Cyclooxygenase enzymes, COX-1 and COX-2, perform the rate-limiting step in the conversion of free arachidonic acid into prostaglandins and have distinct roles in physiologic and pathologic conditions (Wang and Dubois, 2010). COX-1 (PTGS1) is the constitutively expressed isoform involved in gastric mucosa protection and maintenance of vascular tone. Normally absent in most cells, COX-2 (PTGS2) expression is rapidly induced by pro-inflammatory and growth-associated stimuli. Substantial evidence has shown unregulated COX-2 expression to be a contributing factor in many chronic diseases and cancer (Menter et al., 2010). Numerous studies have demonstrated the benefit of inhibiting COX-2 activity with non-steroidal anti-inflammatory drugs and COX-2 selective inhibitors. However, unwanted cardiovascular side effects associated with long-term COX-2 inhibition has limited their use as primary chemoprevention agents (Menter et al., 2010).
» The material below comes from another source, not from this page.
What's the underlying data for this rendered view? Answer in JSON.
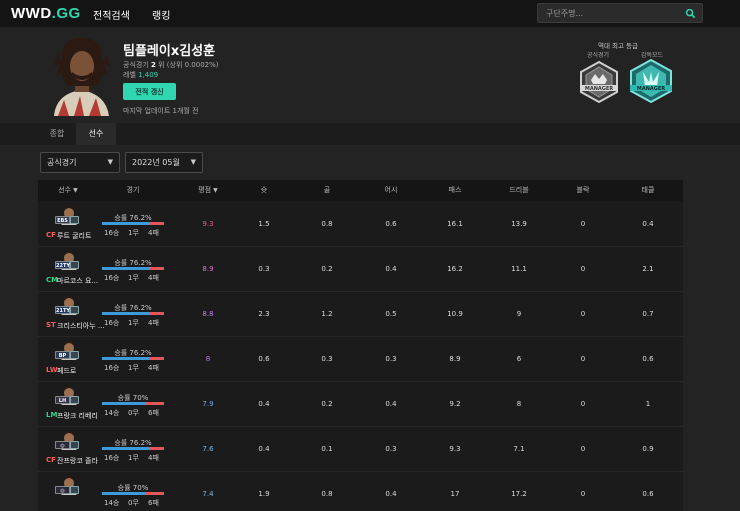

Many genetic variants within the COX-2 gene have been identified and select polymorphisms have shown disease association. Several studies have identified the variant allele of one particular single-nucleotide polymorphism (SNP), T8473C (rs5275), to be associated with increased risk and/or NSAID responsiveness in a number of cancers where COX-2 overexpression has been observed (Campa et al., 2004; Ali et al., 2005; Siezen et al., 2005; Langsenlehner et al., 2006; Shen et al., 2006; Ferguson et al., 2008; Vogel et al., 2008; Gong et al., 2009; Ozhan et al., 2010). The T8473C SNP is located in exon 10 which encodes the COX-2 3′-untranslated region (3′-UTR), and work from our group and others has identified the significance of this region in targeting COX-2 mRNA for post-transcriptional regulation (Young and Dixon, 2010).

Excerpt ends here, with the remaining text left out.